Editorial: Rena wreck must be cleared
The wreck of the Rena cannot be left on Astrolabe Reef. The ship rammed the reef because of the negligence or incompetence of its crew.
Two men, including the captain, went to jail as a result. The spillage of oil and debris from the wreck caused a dreadful and lasting mess, and hundreds of birds died. Why on earth would New Zealand allow the wreck to be left there?
The owners and insurers say they have spent hundreds of millions removing part of the wreck and would have to spend hundreds of millions more to get rid of it all. They claim that the removal could be dangerous. They also claim that shifting the wreck from the underwater cliff where it is wedged might require the use of dynamite, further endangering the environment. And supporters of the insurers claim that the wreck is now harmless.
Not one of these arguments is convincing. The cost of removing the wreck is enormous, although the insurers' exact sums must be treated with scepticism. But that is not the point. As Tauranga Mayor Stuart Crosby asked last year: "Is the cost of removing it our problem? I would say no - it's their problem. We didn't ask for it to be grounded." This is the heart of the issue. They made the mess. They must clean it up.

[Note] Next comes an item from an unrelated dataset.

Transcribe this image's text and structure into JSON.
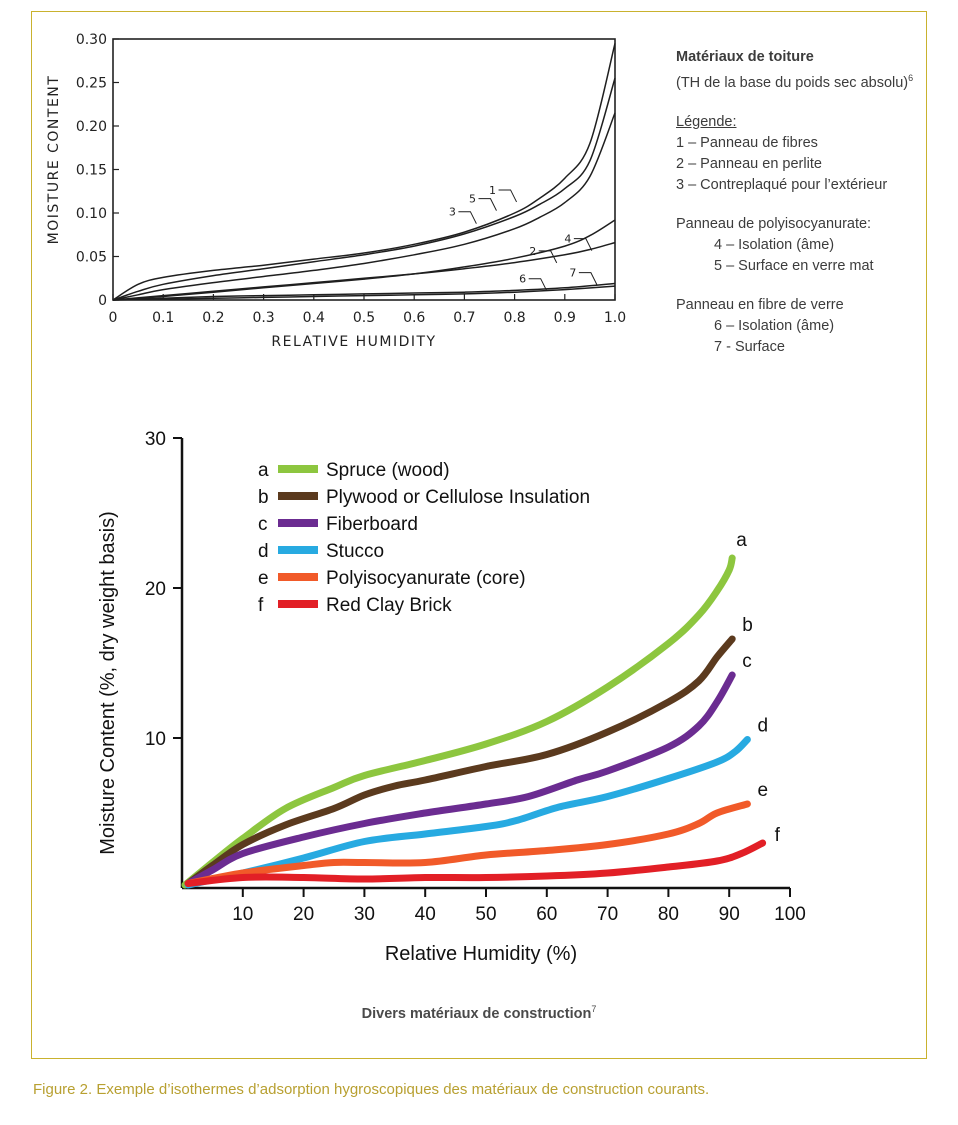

If the insurers have a knock-down argument for leaving the wreck, they now have their chance to put it before the Bay of Plenty Regional Council and ultimately the Environment Court. Those bodies should cast a very cold eye on the clearly self-serving arguments of commercial organisations. And against them must be balanced the risk of further contamination by the wreck, which still contains oil and containers that could be freed by the fierce tides that tear across the reef.
The reef is, after all, a taonga for both Pakeha and Maori. It was once pristine and an excellent hapuka fishery. Now it has been violated by the ship, whose rusting hulk lies across it. It is strange, given this, that some New Zealanders seem to accept the argument that the wreck should be left as a diving attraction. There is already an excellent dive site close by at Motiti Island, where the Taioma was deliberately sunk. It is a safe diving spot, unlike the treacherous waters of the Astrolabe.
Prime Minister John Key says it is not his or the Government's call whether the wreck stays or goes. Instead, he said last month, it should be left to the planning authorities. Why is it not the Government's responsibility? This was a maritime disaster and the treatment of it will create an important precedent. It is not a regional problem, it is a national problem.
That means it is the Government's problem. For Taranaki, the issue is an important one, given how close we came to facing a Rena of our own earlier this year. The incident with the Lake Triview running aground has been described as having the potential to be Rena-like. And the Waiwhakaiho Reef it hit is only about 1 kilometre offshore.
Had it ended up stranded as the Rena was, how would the people of Taranaki feel if the proposal was to just leave it there, for viewing while they strolled the coastal walkway?
The deal the Government reached with the Rena's owners also casts some doubt on its bona fides, because it will receive a $10 million payment if a resource consent is given to abandon the wreck. This is an obvious incentive for the Government to support the owners and insurers. The Government needs to clear away the doubts by insisting that the wreck be cleared away. That is clearly in New Zealand's interests, and the Government has dodged the issue for too long.